Space probe Dawn has arrived at Ceres Research dwarf planet




The US space probe Dawn’s Friday afternoon Dutch time arrived at the dwarf planet Ceres. Spherical celestial body that is part of the asteroid belt between the orbits of Mars and Jupiter.

Dawn came Friday at exactly 13:39 hours Dutch time at Ceres. At that time caught the gravitational field of the dwarf planet space probe, which was at that time at 61,000 kilometers away. An hour later, NASA received the message that Dawn is in order and is in orbit around the planet.

Ceres – discovered in 1801 by Italian Giuseppe Piazzi – has a diameter of about 950 kilometers and is the largest object in the asteroid belt. The object is almost completely spherical, allowing scientists consider it the dwarf planets. That category led the International Astronomical Union in 2006.

It is the first time that a spacecraft exploring a dwarf planet Ceres. NASA Dawn launched in 2007 to make close study.
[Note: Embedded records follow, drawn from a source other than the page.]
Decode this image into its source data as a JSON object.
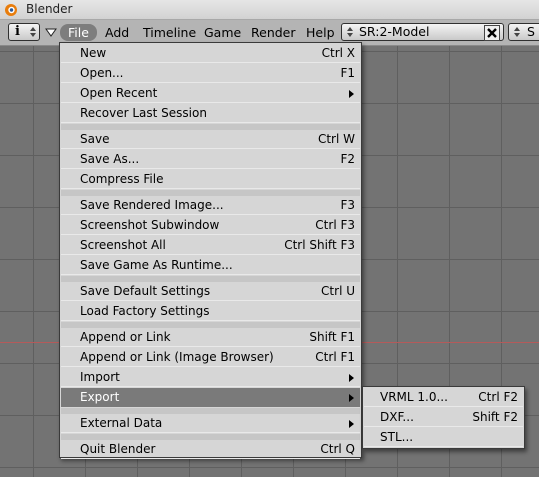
{
  "window": {
    "title": "Blender"
  },
  "header": {
    "menus": [
      {
        "id": "file",
        "label": "File"
      },
      {
        "id": "add",
        "label": "Add"
      },
      {
        "id": "timeline",
        "label": "Timeline"
      },
      {
        "id": "game",
        "label": "Game"
      },
      {
        "id": "render",
        "label": "Render"
      },
      {
        "id": "help",
        "label": "Help"
      }
    ],
    "editor_type_glyph": "i",
    "screen_name": "SR:2-Model",
    "screen_close_glyph": "✖",
    "scene_name": "S"
  },
  "file_menu": {
    "items": [
      {
        "label": "New",
        "shortcut": "Ctrl X"
      },
      {
        "label": "Open...",
        "shortcut": "F1"
      },
      {
        "label": "Open Recent",
        "shortcut": "",
        "submenu": true
      },
      {
        "label": "Recover Last Session",
        "shortcut": ""
      },
      {
        "label": "Save",
        "shortcut": "Ctrl W"
      },
      {
        "label": "Save As...",
        "shortcut": "F2"
      },
      {
        "label": "Compress File",
        "shortcut": ""
      },
      {
        "label": "Save Rendered Image...",
        "shortcut": "F3"
      },
      {
        "label": "Screenshot Subwindow",
        "shortcut": "Ctrl F3"
      },
      {
        "label": "Screenshot All",
        "shortcut": "Ctrl Shift F3"
      },
      {
        "label": "Save Game As Runtime...",
        "shortcut": ""
      },
      {
        "label": "Save Default Settings",
        "shortcut": "Ctrl U"
      },
      {
        "label": "Load Factory Settings",
        "shortcut": ""
      },
      {
        "label": "Append or Link",
        "shortcut": "Shift F1"
      },
      {
        "label": "Append or Link (Image Browser)",
        "shortcut": "Ctrl F1"
      },
      {
        "label": "Import",
        "shortcut": "",
        "submenu": true
      },
      {
        "label": "Export",
        "shortcut": "",
        "submenu": true,
        "active": true
      },
      {
        "label": "External Data",
        "shortcut": "",
        "submenu": true
      },
      {
        "label": "Quit Blender",
        "shortcut": "Ctrl Q"
      }
    ]
  },
  "export_submenu": {
    "items": [
      {
        "label": "VRML 1.0...",
        "shortcut": "Ctrl F2"
      },
      {
        "label": "DXF...",
        "shortcut": "Shift F2"
      },
      {
        "label": "STL...",
        "shortcut": ""
      }
    ]
  },
  "colors": {
    "menu_bg": "#d6d6d6",
    "menu_highlight": "#7a7a7a",
    "viewport_bg": "#737373",
    "header_bg": "#b4b4b4",
    "x_axis": "#b55a5a"
  }
}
Researchers hope the probe to better understand how the universe ever created.

To the extent that the scientists know the surface of Ceres likely exists for a large part of rock and water ice, respectively, the core and the sheath. Possibly, the dwarf planet has liquid water below the surface. If so, and calculations show that a quarter of Ceres consists of water, then think astronomers that the small planet has more fresh water than here on earth.

Moreover, it takes a while before scientists get to know more about the planet. Only in April is approaching Dawn Ceres enough for observation. The satellite is then at a distance of 13,500 kilometers, although that distance will decrease further in the coming months. Earlier did Dawn research into the asteroid Vesta, which is about half of Ceres.